A CFD is a derivative product, you don’t own the underlying and therefore it is exempt from stamp duty. Tax laws can change and are subject to your circumstances, we recommend you seek independent advice.

Spread

The spread is the difference between the bid (sell price) and the ask (buy price). Whilst the buy price is always higher than the sell price, it is important to understand that the spread will vary between markets and can change depending on market conditions.

The wider the spread, the more the market will need to move in your favour before your trade will be profitable.

CFD Margin

A CFD is a margined product that allows customers to trade larger market volumes proportional to the size of the initial deposit. Margins are calculated as a percentage of the overall value of the trade, typically 10% of the contract value of the underlying shares purchased (or sold).

Participate in Corporate Actions – Dividends/Stock Splits

Just as CFDs are traded on the price and movement of the physical share, they also replicate any corporate actions that take place in the underlying share.

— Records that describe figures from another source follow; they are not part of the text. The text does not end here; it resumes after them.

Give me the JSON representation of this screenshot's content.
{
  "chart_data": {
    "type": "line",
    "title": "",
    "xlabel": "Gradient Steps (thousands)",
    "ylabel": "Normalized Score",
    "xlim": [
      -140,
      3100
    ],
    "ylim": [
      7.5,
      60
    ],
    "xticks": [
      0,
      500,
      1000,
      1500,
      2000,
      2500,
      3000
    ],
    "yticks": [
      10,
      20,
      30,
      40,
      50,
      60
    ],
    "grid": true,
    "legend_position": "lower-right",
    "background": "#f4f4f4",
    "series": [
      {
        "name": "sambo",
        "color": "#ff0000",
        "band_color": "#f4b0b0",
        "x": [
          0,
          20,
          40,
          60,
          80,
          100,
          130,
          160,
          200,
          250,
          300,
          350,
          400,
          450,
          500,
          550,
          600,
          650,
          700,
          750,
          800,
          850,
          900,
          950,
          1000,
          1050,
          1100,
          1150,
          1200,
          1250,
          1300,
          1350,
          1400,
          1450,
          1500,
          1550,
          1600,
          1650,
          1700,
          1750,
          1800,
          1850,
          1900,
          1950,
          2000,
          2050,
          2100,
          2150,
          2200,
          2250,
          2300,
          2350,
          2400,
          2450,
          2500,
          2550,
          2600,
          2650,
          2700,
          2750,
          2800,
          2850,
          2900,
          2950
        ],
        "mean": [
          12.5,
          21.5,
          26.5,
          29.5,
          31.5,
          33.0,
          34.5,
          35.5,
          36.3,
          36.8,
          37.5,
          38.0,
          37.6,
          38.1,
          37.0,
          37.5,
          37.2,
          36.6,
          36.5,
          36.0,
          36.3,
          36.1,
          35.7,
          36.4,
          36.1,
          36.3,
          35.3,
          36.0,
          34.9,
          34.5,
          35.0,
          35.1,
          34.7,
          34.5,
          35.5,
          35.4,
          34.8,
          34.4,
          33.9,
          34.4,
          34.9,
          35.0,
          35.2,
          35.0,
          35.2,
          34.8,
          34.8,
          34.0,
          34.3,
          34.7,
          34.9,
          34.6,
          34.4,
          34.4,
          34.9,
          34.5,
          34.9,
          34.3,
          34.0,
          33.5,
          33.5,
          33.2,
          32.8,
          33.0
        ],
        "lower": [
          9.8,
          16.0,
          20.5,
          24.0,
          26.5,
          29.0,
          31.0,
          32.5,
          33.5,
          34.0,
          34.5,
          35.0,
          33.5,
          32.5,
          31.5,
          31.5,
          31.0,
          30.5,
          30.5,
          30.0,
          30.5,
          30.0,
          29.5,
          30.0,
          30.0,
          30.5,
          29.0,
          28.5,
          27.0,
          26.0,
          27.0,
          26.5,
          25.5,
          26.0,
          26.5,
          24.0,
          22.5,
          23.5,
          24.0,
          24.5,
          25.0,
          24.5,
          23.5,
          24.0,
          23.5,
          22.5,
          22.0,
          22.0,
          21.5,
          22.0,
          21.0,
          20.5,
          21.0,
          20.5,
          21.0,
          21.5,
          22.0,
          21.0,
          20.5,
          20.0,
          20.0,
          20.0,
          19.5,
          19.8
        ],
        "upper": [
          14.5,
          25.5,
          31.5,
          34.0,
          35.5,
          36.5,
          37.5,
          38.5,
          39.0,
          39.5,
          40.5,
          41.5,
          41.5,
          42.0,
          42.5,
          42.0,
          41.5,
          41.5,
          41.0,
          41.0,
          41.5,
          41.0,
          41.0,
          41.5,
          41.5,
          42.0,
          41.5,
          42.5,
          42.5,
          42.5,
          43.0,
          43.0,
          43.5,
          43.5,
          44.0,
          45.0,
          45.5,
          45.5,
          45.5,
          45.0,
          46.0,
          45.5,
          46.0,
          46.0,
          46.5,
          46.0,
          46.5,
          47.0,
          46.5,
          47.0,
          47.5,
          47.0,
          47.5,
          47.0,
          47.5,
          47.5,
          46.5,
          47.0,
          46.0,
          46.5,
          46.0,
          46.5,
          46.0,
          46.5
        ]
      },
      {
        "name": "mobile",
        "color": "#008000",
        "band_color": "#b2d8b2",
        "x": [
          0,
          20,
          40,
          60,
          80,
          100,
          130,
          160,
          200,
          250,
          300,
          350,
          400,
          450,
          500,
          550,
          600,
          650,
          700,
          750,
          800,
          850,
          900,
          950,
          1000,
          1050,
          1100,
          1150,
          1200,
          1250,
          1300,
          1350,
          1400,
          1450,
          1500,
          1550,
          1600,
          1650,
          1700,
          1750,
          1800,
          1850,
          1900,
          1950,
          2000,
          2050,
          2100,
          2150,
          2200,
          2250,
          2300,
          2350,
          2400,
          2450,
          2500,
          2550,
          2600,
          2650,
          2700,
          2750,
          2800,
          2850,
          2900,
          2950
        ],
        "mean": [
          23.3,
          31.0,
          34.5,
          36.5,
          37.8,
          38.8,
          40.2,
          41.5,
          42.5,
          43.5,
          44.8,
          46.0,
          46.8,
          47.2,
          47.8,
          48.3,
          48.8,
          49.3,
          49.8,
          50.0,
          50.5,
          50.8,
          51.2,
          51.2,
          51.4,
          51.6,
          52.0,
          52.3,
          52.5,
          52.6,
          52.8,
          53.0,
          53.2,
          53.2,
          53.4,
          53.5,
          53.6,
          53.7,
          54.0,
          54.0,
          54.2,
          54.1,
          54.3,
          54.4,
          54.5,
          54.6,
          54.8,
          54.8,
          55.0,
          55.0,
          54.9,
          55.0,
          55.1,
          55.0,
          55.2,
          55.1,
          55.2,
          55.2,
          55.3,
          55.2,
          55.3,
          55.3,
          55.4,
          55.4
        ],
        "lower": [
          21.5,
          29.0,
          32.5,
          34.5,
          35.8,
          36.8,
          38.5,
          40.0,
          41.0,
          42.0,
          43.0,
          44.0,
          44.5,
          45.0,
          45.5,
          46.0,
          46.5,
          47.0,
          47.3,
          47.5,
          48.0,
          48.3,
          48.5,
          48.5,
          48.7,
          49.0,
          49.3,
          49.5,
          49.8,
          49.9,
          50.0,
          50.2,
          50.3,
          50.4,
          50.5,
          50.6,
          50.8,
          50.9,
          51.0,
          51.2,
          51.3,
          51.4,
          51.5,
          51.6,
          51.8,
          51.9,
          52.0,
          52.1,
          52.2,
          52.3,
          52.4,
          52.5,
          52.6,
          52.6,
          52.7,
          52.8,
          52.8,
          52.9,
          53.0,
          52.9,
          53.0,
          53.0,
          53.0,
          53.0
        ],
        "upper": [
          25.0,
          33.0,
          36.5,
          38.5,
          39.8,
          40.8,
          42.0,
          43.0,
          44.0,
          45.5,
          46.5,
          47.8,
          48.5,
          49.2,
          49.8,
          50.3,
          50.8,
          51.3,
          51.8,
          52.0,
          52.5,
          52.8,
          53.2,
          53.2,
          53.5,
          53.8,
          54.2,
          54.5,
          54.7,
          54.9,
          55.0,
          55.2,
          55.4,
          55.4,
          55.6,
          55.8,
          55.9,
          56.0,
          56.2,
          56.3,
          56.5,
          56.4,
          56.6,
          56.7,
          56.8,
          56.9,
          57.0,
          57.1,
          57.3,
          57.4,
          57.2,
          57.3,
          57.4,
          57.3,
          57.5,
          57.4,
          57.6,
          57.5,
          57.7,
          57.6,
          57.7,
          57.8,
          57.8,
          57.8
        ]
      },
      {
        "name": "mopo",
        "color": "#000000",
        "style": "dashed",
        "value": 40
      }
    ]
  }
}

This means that the owner of a share CFD will receive cash dividends, and participate in stock splits, just as they would if they owned the physical share. Your account is adjusted to reflect a dividend if you have an open CFD position in the relevant share at the open of the market on the ex-dividend date. If you are holding a long CFD position then any dividend payment due on the underlying share will be credited to your account. If you hold a short CFD position you will be debited any dividend payments. With a CFD you are not entitled to any voting rights or imputation credits.